Fabulous thread. Good to see folks coming to grips with the details of the production problem and you are lucky to have someone like Kron3007 chiming in loudly and clearly; that person has obvious lab experience and knows how to decode the pharmacopeias. For what it is worth, I will give the perspective of one who has dealt with HC, EMEA and USFDA regulators during human clinical trials. This might be overkill and not applicable, of course. Take it with a dose of USP grade NaCl.
From a pharma perspective, the MMPR regs are laden with booby traps for rookies. One of the main ones I have read you folks discussing is the QA role. If HC is headed the direction they usually are, QA will need to know the following about growing cannabis:
1. diddly
2. squat
QA, especially in small operations, should be way too busy to spend time tending plants. Their main role will be running the systems such that quality is assured, hence the name of the role. Most of the QA management folks I have dealt with are ex-lab rats who have transitioned to QA duties. They need to have the science background to be able to know acceptable lab data from the poor stuff. The problem for small operations is that can be an awful lot of science for one person to know; they usually run a team of specialists who cover microbiology, chemistry and engineering controls. The ones I have worked with have been microbiologists or (bio)chemists. Don't tend to see a lot of zoologists or molecular biologists. Could be my sample pool is too small.
Using a contract lab is the norm for small operations but it has its drawbacks.
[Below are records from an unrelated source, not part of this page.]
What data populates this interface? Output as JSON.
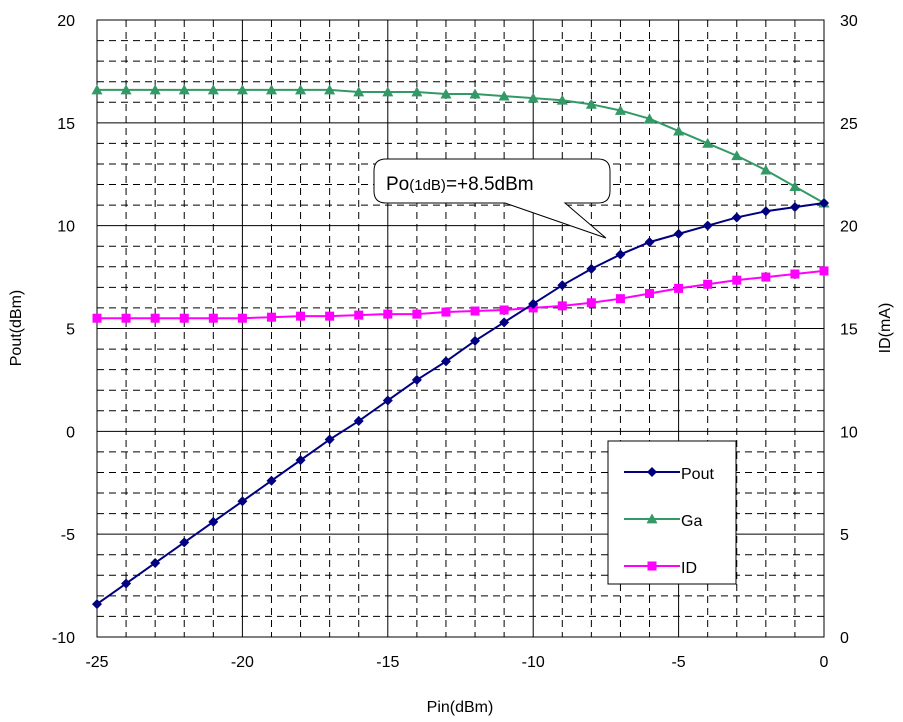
{
  "chart_data": {
    "type": "line",
    "xlabel": "Pin(dBm)",
    "ylabel_left": "Pout(dBm)",
    "ylabel_right": "ID(mA)",
    "xlim": [
      -25,
      0
    ],
    "ylim_left": [
      -10,
      20
    ],
    "ylim_right": [
      0,
      30
    ],
    "x_ticks": [
      "-25",
      "-20",
      "-15",
      "-10",
      "-5",
      "0"
    ],
    "y_left_ticks": [
      "-10",
      "-5",
      "0",
      "5",
      "10",
      "15",
      "20"
    ],
    "y_right_ticks": [
      "0",
      "5",
      "10",
      "15",
      "20",
      "25",
      "30"
    ],
    "grid": true,
    "legend_position": "bottom-right",
    "x": [
      -25,
      -24,
      -23,
      -22,
      -21,
      -20,
      -19,
      -18,
      -17,
      -16,
      -15,
      -14,
      -13,
      -12,
      -11,
      -10,
      -9,
      -8,
      -7,
      -6,
      -5,
      -4,
      -3,
      -2,
      -1,
      0
    ],
    "series": [
      {
        "name": "Pout",
        "axis": "left",
        "color": "#000080",
        "marker": "diamond",
        "values": [
          -8.4,
          -7.4,
          -6.4,
          -5.4,
          -4.4,
          -3.4,
          -2.4,
          -1.4,
          -0.4,
          0.5,
          1.5,
          2.5,
          3.4,
          4.4,
          5.3,
          6.2,
          7.1,
          7.9,
          8.6,
          9.2,
          9.6,
          10.0,
          10.4,
          10.7,
          10.9,
          11.1
        ]
      },
      {
        "name": "Ga",
        "axis": "left",
        "color": "#339966",
        "marker": "triangle",
        "values": [
          16.6,
          16.6,
          16.6,
          16.6,
          16.6,
          16.6,
          16.6,
          16.6,
          16.6,
          16.5,
          16.5,
          16.5,
          16.4,
          16.4,
          16.3,
          16.2,
          16.1,
          15.9,
          15.6,
          15.2,
          14.6,
          14.0,
          13.4,
          12.7,
          11.9,
          11.1
        ]
      },
      {
        "name": "ID",
        "axis": "right",
        "color": "#ff00ff",
        "marker": "square",
        "values": [
          15.5,
          15.5,
          15.5,
          15.5,
          15.5,
          15.5,
          15.55,
          15.6,
          15.6,
          15.65,
          15.7,
          15.7,
          15.8,
          15.85,
          15.9,
          16.0,
          16.1,
          16.25,
          16.45,
          16.7,
          16.95,
          17.15,
          17.35,
          17.5,
          17.65,
          17.8
        ]
      }
    ],
    "annotation": {
      "prefix": "Po",
      "subscript": "(1dB)",
      "suffix": "=+8.5dBm",
      "pointer_x": -7.5,
      "pointer_y": 9.4
    }
  }
}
Just because you are contracting the service does not absolve you of responsibility for the data they generate. From HC's perspective, if the contract lab makes a mistake, you have made a mistake. So, QA usually is expected to have visited the lab and audited the procedures relevant to the test you are paying for. Have the technical training to be vigilant. Another advantage of an in-house lab is speed. Contract lab's are always too slow...ALWAYS! It isn't really their fault, that just tends to be the way it goes when samples need to be couriered and you have no control over the amount of samples headed to them from other customers, nor any control over their vacation schedule, etc. I think it is very generous of Kron3007 to be planning to offer up their lab as a contract service, but they could readily find themselves having to do triage between their samples and the contract work. I've seen it before.
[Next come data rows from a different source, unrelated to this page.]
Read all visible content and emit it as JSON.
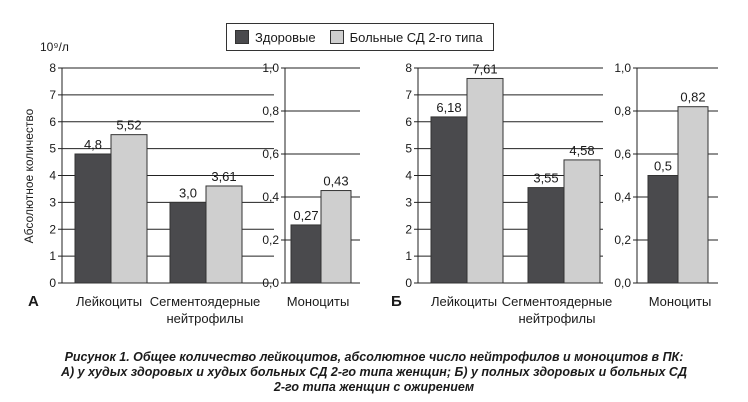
{
  "legend": {
    "healthy": "Здоровые",
    "diabetes": "Больные СД 2-го типа"
  },
  "colors": {
    "healthy": "#4a4a4d",
    "diabetes": "#cfcfcf"
  },
  "caption": {
    "line1": "Рисунок 1. Общее количество лейкоцитов, абсолютное число нейтрофилов и моноцитов в ПК:",
    "line2": "А) у худых здоровых и худых больных СД 2-го типа женщин; Б) у полных здоровых и больных СД",
    "line3": "2-го типа женщин с ожирением"
  },
  "chart_data": [
    {
      "type": "bar",
      "panel_label": "А",
      "ylabel": "Абсолютное количество",
      "yunit": "10⁹/л",
      "ylim": [
        0,
        8
      ],
      "yticks": [
        "0",
        "1",
        "2",
        "3",
        "4",
        "5",
        "6",
        "7",
        "8"
      ],
      "categories": [
        "Лейкоциты",
        "Сегментоядерные\nнейтрофилы"
      ],
      "series": [
        {
          "name": "Здоровые",
          "values": [
            4.8,
            3.0
          ],
          "labels": [
            "4,8",
            "3,0"
          ]
        },
        {
          "name": "Больные СД 2-го типа",
          "values": [
            5.52,
            3.61
          ],
          "labels": [
            "5,52",
            "3,61"
          ]
        }
      ]
    },
    {
      "type": "bar",
      "ylim": [
        0,
        1.0
      ],
      "yticks": [
        "0,0",
        "0,2",
        "0,4",
        "0,6",
        "0,8",
        "1,0"
      ],
      "categories": [
        "Моноциты"
      ],
      "series": [
        {
          "name": "Здоровые",
          "values": [
            0.27
          ],
          "labels": [
            "0,27"
          ]
        },
        {
          "name": "Больные СД 2-го типа",
          "values": [
            0.43
          ],
          "labels": [
            "0,43"
          ]
        }
      ]
    },
    {
      "type": "bar",
      "panel_label": "Б",
      "ylim": [
        0,
        8
      ],
      "yticks": [
        "0",
        "1",
        "2",
        "3",
        "4",
        "5",
        "6",
        "7",
        "8"
      ],
      "categories": [
        "Лейкоциты",
        "Сегментоядерные\nнейтрофилы"
      ],
      "series": [
        {
          "name": "Здоровые",
          "values": [
            6.18,
            3.55
          ],
          "labels": [
            "6,18",
            "3,55"
          ]
        },
        {
          "name": "Больные СД 2-го типа",
          "values": [
            7.61,
            4.58
          ],
          "labels": [
            "7,61",
            "4,58"
          ]
        }
      ]
    },
    {
      "type": "bar",
      "ylim": [
        0,
        1.0
      ],
      "yticks": [
        "0,0",
        "0,2",
        "0,4",
        "0,6",
        "0,8",
        "1,0"
      ],
      "categories": [
        "Моноциты"
      ],
      "series": [
        {
          "name": "Здоровые",
          "values": [
            0.5
          ],
          "labels": [
            "0,5"
          ]
        },
        {
          "name": "Больные СД 2-го типа",
          "values": [
            0.82
          ],
          "labels": [
            "0,82"
          ]
        }
      ]
    }
  ]
}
QA managers also usually have at least one person helping out with document control duties; it is an enormous amount of typing...and re-typing...and re-re-typing. And that is before you get audited and all those SOP turn out to have been less standard than you thought.
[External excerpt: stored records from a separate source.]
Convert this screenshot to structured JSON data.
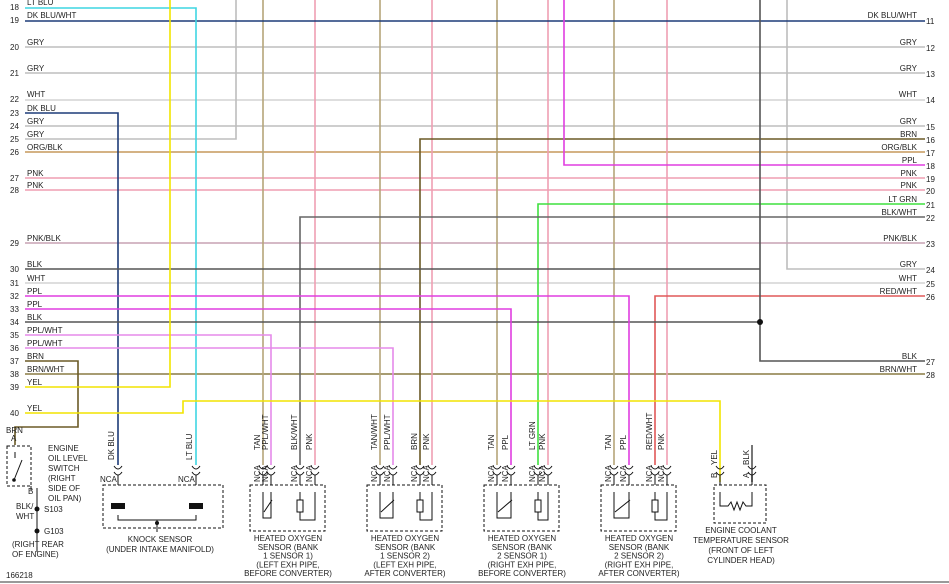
{
  "left_rows": [
    {
      "num": 18,
      "label": "LT BLU"
    },
    {
      "num": 19,
      "label": "DK BLU/WHT"
    },
    {
      "num": 20,
      "label": "GRY"
    },
    {
      "num": 21,
      "label": "GRY"
    },
    {
      "num": 22,
      "label": "WHT"
    },
    {
      "num": 23,
      "label": "DK BLU"
    },
    {
      "num": 24,
      "label": "GRY"
    },
    {
      "num": 25,
      "label": "GRY"
    },
    {
      "num": 26,
      "label": "ORG/BLK"
    },
    {
      "num": 27,
      "label": "PNK"
    },
    {
      "num": 28,
      "label": "PNK"
    },
    {
      "num": 29,
      "label": "PNK/BLK"
    },
    {
      "num": 30,
      "label": "BLK"
    },
    {
      "num": 31,
      "label": "WHT"
    },
    {
      "num": 32,
      "label": "PPL"
    },
    {
      "num": 33,
      "label": "PPL"
    },
    {
      "num": 34,
      "label": "BLK"
    },
    {
      "num": 35,
      "label": "PPL/WHT"
    },
    {
      "num": 36,
      "label": "PPL/WHT"
    },
    {
      "num": 37,
      "label": "BRN"
    },
    {
      "num": 38,
      "label": "BRN/WHT"
    },
    {
      "num": 39,
      "label": "YEL"
    },
    {
      "num": 40,
      "label": "YEL"
    }
  ],
  "right_rows": [
    {
      "num": 11,
      "label": "DK BLU/WHT"
    },
    {
      "num": 12,
      "label": "GRY"
    },
    {
      "num": 13,
      "label": "GRY"
    },
    {
      "num": 14,
      "label": "WHT"
    },
    {
      "num": 15,
      "label": "GRY"
    },
    {
      "num": 16,
      "label": "BRN"
    },
    {
      "num": 17,
      "label": "ORG/BLK"
    },
    {
      "num": 18,
      "label": "PPL"
    },
    {
      "num": 19,
      "label": "PNK"
    },
    {
      "num": 20,
      "label": "PNK"
    },
    {
      "num": 21,
      "label": "LT GRN"
    },
    {
      "num": 22,
      "label": "BLK/WHT"
    },
    {
      "num": 23,
      "label": "PNK/BLK"
    },
    {
      "num": 24,
      "label": "GRY"
    },
    {
      "num": 25,
      "label": "WHT"
    },
    {
      "num": 26,
      "label": "RED/WHT"
    },
    {
      "num": 27,
      "label": "BLK"
    },
    {
      "num": 28,
      "label": "BRN/WHT"
    }
  ],
  "oil_switch": {
    "wire_top": "BRN",
    "pin_top": "A",
    "pin_bottom": "B",
    "title": [
      "ENGINE",
      "OIL LEVEL",
      "SWITCH",
      "(RIGHT",
      "SIDE OF",
      "OIL PAN)"
    ],
    "wire_bottom": [
      "BLK/",
      "WHT"
    ],
    "splice": "S103",
    "ground": "G103",
    "ground_location": [
      "(RIGHT REAR",
      "OF ENGINE)"
    ]
  },
  "knock_sensor": {
    "wires": [
      "DK BLU",
      "LT BLU"
    ],
    "pins": [
      "NCA",
      "NCA"
    ],
    "title": [
      "KNOCK SENSOR",
      "(UNDER INTAKE MANIFOLD)"
    ]
  },
  "oxygen_sensors": [
    {
      "wires": [
        "TAN",
        "PPL/WHT",
        "BLK/WHT",
        "PNK"
      ],
      "pins": [
        "NCA",
        "NCA",
        "NCA",
        "NCA"
      ],
      "title": [
        "HEATED OXYGEN",
        "SENSOR (BANK",
        "1 SENSOR 1)",
        "(LEFT EXH PIPE,",
        "BEFORE CONVERTER)"
      ]
    },
    {
      "wires": [
        "TAN/WHT",
        "PPL/WHT",
        "BRN",
        "PNK"
      ],
      "pins": [
        "NCA",
        "NCA",
        "NCA",
        "NCA"
      ],
      "title": [
        "HEATED OXYGEN",
        "SENSOR (BANK",
        "1 SENSOR 2)",
        "(LEFT EXH PIPE,",
        "AFTER CONVERTER)"
      ]
    },
    {
      "wires": [
        "TAN",
        "PPL",
        "LT GRN",
        "PNK"
      ],
      "pins": [
        "NCA",
        "NCA",
        "NCA",
        "NCA"
      ],
      "title": [
        "HEATED OXYGEN",
        "SENSOR (BANK",
        "2 SENSOR 1)",
        "(RIGHT EXH PIPE,",
        "BEFORE CONVERTER)"
      ]
    },
    {
      "wires": [
        "TAN",
        "PPL",
        "RED/WHT",
        "PNK"
      ],
      "pins": [
        "NCA",
        "NCA",
        "NCA",
        "NCA"
      ],
      "title": [
        "HEATED OXYGEN",
        "SENSOR (BANK",
        "2 SENSOR 2)",
        "(RIGHT EXH PIPE,",
        "AFTER CONVERTER)"
      ]
    }
  ],
  "coolant_sensor": {
    "pins": [
      "B",
      "A"
    ],
    "wires": [
      "YEL",
      "BLK"
    ],
    "title": [
      "ENGINE COOLANT",
      "TEMPERATURE SENSOR",
      "(FRONT OF LEFT",
      "CYLINDER HEAD)"
    ]
  },
  "footer": "166218"
}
QA folks also need to know enough stats to hack their way through documents like these, which is what Kron3007 put me in mind of when sampling size was mentioned:
http://www.barringer1.com/mil_files/MIL-STD-414.pdf
http://www.halthass.co.nz/wp-content/uploads/standards/mil_std_105e.pdf
Note that the current regs do not require you to set any sort of expiration date. I would suggest you start capturing the stability data to set one because I suspect that when you get your first audit after a year or so, they will tell you that you have been in business long enough and need to start setting expiration dates. I've read little in the way of serious discussion of niggling details like child-proof packaging that locks in the aroma and labelling.